Sebenarnya nggak ada salahnya sih, hanya saja saya merasa merasa kurang sreg dengan tiga menara itu. Boyolali ini banyak sekali ciri khasnya. Kenapa tidak mengangkat kekhasan daerah setempat saja untuk dijadikan monumen. Kalau bukan dari Boyolali, bisa saja mengambil kekhasan dari berbagai daerah di Indonesia. Kenapa harus dari luar negeri yang menjadi acuan? Kenapa harus tiga menara itu yang dibuat replika?
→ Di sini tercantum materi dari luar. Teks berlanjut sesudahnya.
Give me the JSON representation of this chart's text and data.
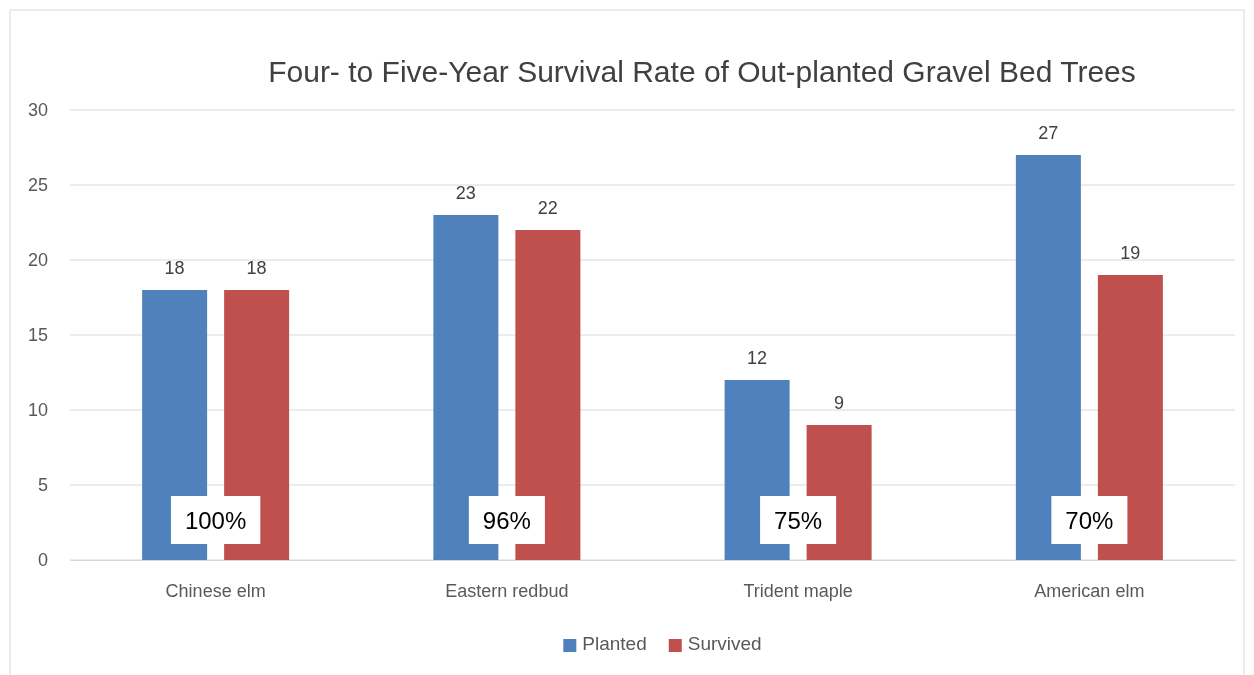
{
  "chart_data": {
    "type": "bar",
    "title": "Four- to Five-Year Survival Rate of Out-planted Gravel Bed Trees",
    "categories": [
      "Chinese elm",
      "Eastern redbud",
      "Trident maple",
      "American elm"
    ],
    "series": [
      {
        "name": "Planted",
        "color": "#4f81bd",
        "values": [
          18,
          23,
          12,
          27
        ]
      },
      {
        "name": "Survived",
        "color": "#c0504d",
        "values": [
          18,
          22,
          9,
          19
        ]
      }
    ],
    "ylim": [
      0,
      30
    ],
    "yticks": [
      0,
      5,
      10,
      15,
      20,
      25,
      30
    ],
    "grid": "y",
    "legend": "bottom",
    "data_labels": true,
    "annotations": [
      "100%",
      "96%",
      "75%",
      "70%"
    ]
  }
}
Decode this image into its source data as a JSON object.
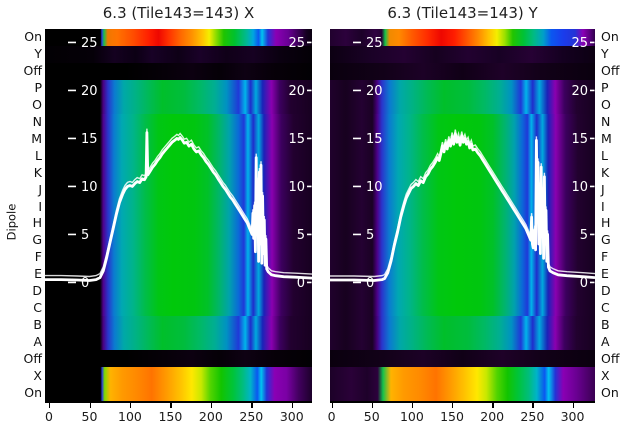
{
  "colors": {
    "background": "#ffffff",
    "text": "#1c1c1c",
    "line": "#ffffff",
    "axis": "#000000"
  },
  "chart_data": {
    "type": "heatmap",
    "ylabel": "Dipole",
    "dipole_rows_top_to_bottom": [
      "On",
      "Y",
      "Off",
      "P",
      "O",
      "N",
      "M",
      "L",
      "K",
      "J",
      "I",
      "H",
      "G",
      "F",
      "E",
      "D",
      "C",
      "B",
      "A",
      "Off",
      "X",
      "On"
    ],
    "inner_power_ticks": [
      25,
      20,
      15,
      10,
      5,
      0
    ],
    "x_ticks": [
      0,
      50,
      100,
      150,
      200,
      250,
      300
    ],
    "gradients": {
      "l_on": "linear-gradient(90deg,#000000 0%,#000000 20.8%,#2b3fd9 21.3%,#18c24b 22.1%,#f07800 23.5%,#ff7300 27%,#ff4d00 33%,#ff1e00 39%,#ee0700 42.5%,#ff2e00 46%,#ff6a00 51%,#ff9100 55%,#ffc400 59%,#f4ee00 61.5%,#8edd00 64%,#1fc400 67%,#00c22e 71%,#00b894 75.5%,#00a6e0 78%,#0b57f0 80%,#00c4f0 81.3%,#2434d6 83.5%,#8a00b4 86.5%,#6a0096 91%,#3a0055 95%,#140020 98%,#0a0010 100%)",
      "l_y": "linear-gradient(90deg,#020003 0%,#050008 18%,#140120 26%,#0c0014 34%,#180126 40%,#0e0016 50%,#1a0128 58%,#100018 68%,#160122 78%,#0a0010 88%,#040006 100%)",
      "l_off": "linear-gradient(90deg,#000000 0%,#000000 30%,#060008 45%,#0c0010 55%,#050007 65%,#0e0113 75%,#070009 85%,#020003 100%)",
      "l_ma": "linear-gradient(90deg,#000000 0%,#000000 20.6%,#4b0080 21.8%,#2a35cc 23.6%,#0b7ad0 26%,#00a8a8 29.5%,#00b284 34%,#00ba55 39%,#00bf2a 44%,#00bd3c 52%,#00b965 58%,#00ae92 63.5%,#0092c2 68%,#2038d8 72.5%,#00b4ea 75%,#1f2dcc 77%,#00aadd 79%,#1a23b8 81.5%,#8a00b0 84.8%,#3c005e 88%,#22002f 92%,#170020 100%)",
      "l_mb": "linear-gradient(90deg,#000000 0%,#000000 20.6%,#50008c 21.8%,#2a35cc 23.6%,#0b7ad0 25.8%,#00a8b2 28.8%,#00b48a 33%,#00bd4a 37.5%,#00c614 42.5%,#00c80a 48%,#00c60f 56%,#00c128 61%,#00b46e 65.5%,#00a2ac 69%,#0b6ad8 72.5%,#2038d8 74.5%,#00b4ea 76%,#1f2dcc 78%,#00aadd 80%,#1a23b8 82%,#8a00b0 85%,#3c005e 88.5%,#22002f 93%,#170020 100%)",
      "l_x": "linear-gradient(90deg,#000000 0%,#000000 20.8%,#2b3fd9 21.4%,#7ddc00 22.3%,#ffb300 24.5%,#ff9900 29%,#ff8a00 34%,#ff7300 40%,#ff9e00 46%,#ffc400 51%,#ffe800 55%,#c8e800 58.5%,#52d400 62%,#12c400 66%,#00c43a 70.5%,#00bd7c 74%,#00b4c8 77%,#0b57f0 79.5%,#00c4f0 81%,#2434d6 83%,#8a00b4 86%,#7a00a4 90.5%,#42005f 95%,#1c002a 100%)",
      "r_on": "linear-gradient(90deg,#21012e 0%,#2c013c 6%,#1c0128 12%,#300142 17%,#260134 19.5%,#14c24b 20.8%,#f08a00 22.5%,#ff8a00 26%,#ff5a00 31%,#ff2a00 37%,#ee0700 42%,#ff1e00 47%,#ff4d00 51%,#ff8a00 56%,#ffc400 60%,#f4ee00 63%,#9ae000 66%,#22c400 69%,#00c235 73%,#00ba86 77%,#00a0c8 80.5%,#0b57f0 83.5%,#1a3cec 88%,#2434d6 92.5%,#8a00b4 95.5%,#5a0080 98%,#30004a 100%)",
      "r_y": "linear-gradient(90deg,#0c0012 0%,#1a0126 15%,#240132 28%,#16011f 40%,#220130 52%,#180124 64%,#260134 76%,#140020 88%,#0c0012 100%)",
      "r_off": "linear-gradient(90deg,#0a000e 0%,#120118 20%,#1c0126 35%,#100016 50%,#1e0128 65%,#120118 80%,#0a000e 100%)",
      "r_ma": "linear-gradient(90deg,#20012c 0%,#17011f 6%,#240132 12%,#1a0124 16%,#46007e 17.8%,#2a35cc 19.6%,#0b7ad0 22.5%,#00a8a8 26.5%,#00b284 31%,#00ba55 36.5%,#00bf2a 43%,#00bd3c 52%,#00b965 58.5%,#00ae92 64%,#0092c2 68.5%,#2038d8 72%,#00b4ea 74%,#1f2dcc 76.5%,#00aadd 79%,#1a23b8 82%,#8a00b0 85%,#3c005e 88.5%,#22012f 93%,#170120 100%)",
      "r_mb": "linear-gradient(90deg,#20012c 0%,#17011f 6%,#240132 12%,#1a0124 16%,#4c0086 17.8%,#2a35cc 19.6%,#0b7ad0 22.3%,#00a8b2 25.8%,#00b48a 30%,#00bd4a 35%,#00c614 41%,#00c80a 48%,#00c60f 56.5%,#00c128 61.5%,#00b46e 66%,#00a2ac 69.5%,#0b6ad8 72.5%,#2038d8 74.5%,#00b4ea 76%,#1f2dcc 78%,#00aadd 80.2%,#1a23b8 82.3%,#8a00b0 85.2%,#3c005e 89%,#22012f 93.5%,#170120 100%)",
      "r_x": "linear-gradient(90deg,#1c0128 0%,#2a0138 8%,#1e012a 14%,#2c013c 18%,#14c24b 20%,#ffb300 23%,#ff9900 28%,#ff8a00 34%,#ff7300 40%,#ff9e00 46%,#ffc400 51%,#ffe800 55.5%,#c8e800 59%,#52d400 63%,#12c400 67%,#00c43a 71%,#00bd7c 75%,#00b4c8 78%,#0b57f0 81%,#00c4f0 82.5%,#2434d6 85%,#8a00b4 88%,#6a0092 93%,#3a0052 100%)"
    },
    "panels": [
      {
        "id": "X",
        "title": "6.3 (Tile143=143) X",
        "x_range": [
          -5,
          325
        ],
        "row_styles": [
          "l_on",
          "l_y",
          "l_off",
          "l_ma",
          "l_ma",
          "l_mb",
          "l_mb",
          "l_mb",
          "l_mb",
          "l_mb",
          "l_mb",
          "l_mb",
          "l_mb",
          "l_mb",
          "l_mb",
          "l_mb",
          "l_mb",
          "l_ma",
          "l_ma",
          "l_off",
          "l_x",
          "l_x"
        ],
        "line_points": [
          [
            0,
            0.3
          ],
          [
            20,
            0.3
          ],
          [
            40,
            0.25
          ],
          [
            55,
            0.2
          ],
          [
            63,
            0.3
          ],
          [
            68,
            0.5
          ],
          [
            72,
            1.2
          ],
          [
            76,
            2.5
          ],
          [
            80,
            4
          ],
          [
            84,
            5.5
          ],
          [
            88,
            7
          ],
          [
            92,
            8.3
          ],
          [
            96,
            9.2
          ],
          [
            99,
            9.7
          ],
          [
            102,
            10
          ],
          [
            105,
            10.1
          ],
          [
            108,
            10
          ],
          [
            111,
            10.3
          ],
          [
            114,
            10.5
          ],
          [
            117,
            10.4
          ],
          [
            120,
            10.8
          ],
          [
            123,
            10.7
          ],
          [
            125,
            11
          ],
          [
            126,
            15.6
          ],
          [
            127,
            11.2
          ],
          [
            130,
            11.6
          ],
          [
            133,
            12
          ],
          [
            136,
            12.3
          ],
          [
            139,
            12.7
          ],
          [
            142,
            13
          ],
          [
            145,
            13.4
          ],
          [
            148,
            13.7
          ],
          [
            151,
            14
          ],
          [
            154,
            14.3
          ],
          [
            157,
            14.6
          ],
          [
            160,
            14.8
          ],
          [
            163,
            15
          ],
          [
            165,
            14.9
          ],
          [
            167,
            15.1
          ],
          [
            170,
            14.8
          ],
          [
            172,
            14.5
          ],
          [
            175,
            14.6
          ],
          [
            178,
            14.2
          ],
          [
            181,
            14.4
          ],
          [
            184,
            13.9
          ],
          [
            187,
            13.6
          ],
          [
            190,
            13.7
          ],
          [
            193,
            13.3
          ],
          [
            196,
            13
          ],
          [
            199,
            12.6
          ],
          [
            202,
            12.3
          ],
          [
            205,
            11.9
          ],
          [
            208,
            11.5
          ],
          [
            211,
            11.2
          ],
          [
            214,
            10.8
          ],
          [
            217,
            10.4
          ],
          [
            220,
            10
          ],
          [
            223,
            9.7
          ],
          [
            226,
            9.3
          ],
          [
            229,
            8.9
          ],
          [
            232,
            8.6
          ],
          [
            235,
            8.2
          ],
          [
            238,
            7.8
          ],
          [
            241,
            7.4
          ],
          [
            244,
            7
          ],
          [
            247,
            6.6
          ],
          [
            250,
            6.2
          ],
          [
            252,
            5.8
          ],
          [
            254,
            5.4
          ],
          [
            256,
            5
          ],
          [
            257,
            7.2
          ],
          [
            258,
            4.6
          ],
          [
            259,
            8
          ],
          [
            260,
            3.2
          ],
          [
            261,
            13
          ],
          [
            262,
            5
          ],
          [
            263,
            10.5
          ],
          [
            264,
            2.2
          ],
          [
            265,
            11.5
          ],
          [
            266,
            4
          ],
          [
            267,
            12.2
          ],
          [
            268,
            2
          ],
          [
            269,
            9
          ],
          [
            270,
            3
          ],
          [
            271,
            6.5
          ],
          [
            272,
            1.8
          ],
          [
            273,
            4.5
          ],
          [
            274,
            1.4
          ],
          [
            276,
            1.1
          ],
          [
            280,
            0.8
          ],
          [
            285,
            0.7
          ],
          [
            295,
            0.6
          ],
          [
            310,
            0.55
          ],
          [
            330,
            0.45
          ]
        ]
      },
      {
        "id": "Y",
        "title": "6.3 (Tile143=143) Y",
        "x_range": [
          -2,
          328
        ],
        "row_styles": [
          "r_on",
          "r_y",
          "r_off",
          "r_ma",
          "r_ma",
          "r_mb",
          "r_mb",
          "r_mb",
          "r_mb",
          "r_mb",
          "r_mb",
          "r_mb",
          "r_mb",
          "r_mb",
          "r_mb",
          "r_mb",
          "r_mb",
          "r_ma",
          "r_ma",
          "r_off",
          "r_x",
          "r_x"
        ],
        "line_points": [
          [
            0,
            0.25
          ],
          [
            30,
            0.25
          ],
          [
            55,
            0.2
          ],
          [
            65,
            0.3
          ],
          [
            68,
            0.4
          ],
          [
            72,
            1
          ],
          [
            76,
            2.2
          ],
          [
            80,
            3.8
          ],
          [
            84,
            5.2
          ],
          [
            88,
            6.8
          ],
          [
            92,
            8
          ],
          [
            95,
            8.8
          ],
          [
            98,
            9.3
          ],
          [
            101,
            9.8
          ],
          [
            104,
            10
          ],
          [
            107,
            10.3
          ],
          [
            110,
            10.1
          ],
          [
            113,
            10.6
          ],
          [
            116,
            10.4
          ],
          [
            119,
            11
          ],
          [
            122,
            11.3
          ],
          [
            125,
            11.8
          ],
          [
            128,
            12.1
          ],
          [
            131,
            12.5
          ],
          [
            134,
            13
          ],
          [
            136,
            12.7
          ],
          [
            138,
            13.4
          ],
          [
            140,
            14.2
          ],
          [
            142,
            13.6
          ],
          [
            144,
            14.5
          ],
          [
            146,
            13.9
          ],
          [
            148,
            14.8
          ],
          [
            150,
            14.2
          ],
          [
            152,
            15.2
          ],
          [
            154,
            14.4
          ],
          [
            156,
            15.5
          ],
          [
            158,
            14.6
          ],
          [
            160,
            15.1
          ],
          [
            162,
            14.3
          ],
          [
            164,
            15.3
          ],
          [
            166,
            14.6
          ],
          [
            168,
            15
          ],
          [
            170,
            14.4
          ],
          [
            172,
            14.7
          ],
          [
            174,
            14
          ],
          [
            176,
            14.4
          ],
          [
            178,
            13.8
          ],
          [
            181,
            13.9
          ],
          [
            184,
            13.5
          ],
          [
            187,
            13.2
          ],
          [
            190,
            12.8
          ],
          [
            193,
            12.4
          ],
          [
            196,
            12
          ],
          [
            199,
            11.6
          ],
          [
            202,
            11.2
          ],
          [
            205,
            10.8
          ],
          [
            208,
            10.4
          ],
          [
            211,
            10
          ],
          [
            214,
            9.6
          ],
          [
            217,
            9.2
          ],
          [
            220,
            8.8
          ],
          [
            223,
            8.4
          ],
          [
            226,
            8
          ],
          [
            229,
            7.6
          ],
          [
            232,
            7.2
          ],
          [
            235,
            6.8
          ],
          [
            238,
            6.4
          ],
          [
            241,
            6
          ],
          [
            244,
            5.6
          ],
          [
            246,
            5.2
          ],
          [
            248,
            4.8
          ],
          [
            250,
            4.4
          ],
          [
            251,
            6.8
          ],
          [
            252,
            4
          ],
          [
            253,
            3.6
          ],
          [
            255,
            5.5
          ],
          [
            256,
            3.4
          ],
          [
            257,
            14.8
          ],
          [
            258,
            8
          ],
          [
            259,
            12.5
          ],
          [
            260,
            4
          ],
          [
            261,
            10
          ],
          [
            262,
            3
          ],
          [
            263,
            12
          ],
          [
            264,
            5.5
          ],
          [
            265,
            9.5
          ],
          [
            266,
            2.5
          ],
          [
            267,
            11
          ],
          [
            268,
            4
          ],
          [
            269,
            7.5
          ],
          [
            270,
            2.2
          ],
          [
            271,
            5
          ],
          [
            272,
            1.6
          ],
          [
            274,
            1.2
          ],
          [
            278,
            1
          ],
          [
            284,
            0.8
          ],
          [
            295,
            0.7
          ],
          [
            315,
            0.6
          ],
          [
            330,
            0.5
          ]
        ]
      }
    ]
  }
}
Apa yang pemerintah coba sampaikan dengan tiga menara yang warga mungkin asing bagi warganya itu? Benar-benar tidak habis pikir.
Tidak hanya tiga menara yang menyontek bentuk bangunan dari luar negeri. Boyolali juga punya monumen menyerupai Taj Mahal, Spix, dan Piramid. Letak monumen itu berada di Simpang Solidaritas Boyolali di Kecamatan Mojosongo. Seperti namanya, simpang ini sebenarnya ingin menunjukkan nilai solidaritas antar umat beragama yang selama ini dijunjung tinggi oleh warga Boyolali. Itu mengapa di simpang itu juga ada replika Candi Borobudur.
Menurut saya ya, menggambarkan solidaritas antar umat beragama dapat digambarkan dalam banyak hal. Tidak melulu harus mencontoh bangunan ikonik daerah lain. Heran, kabupaten ini jadi tidak punya identitasnya sendiri.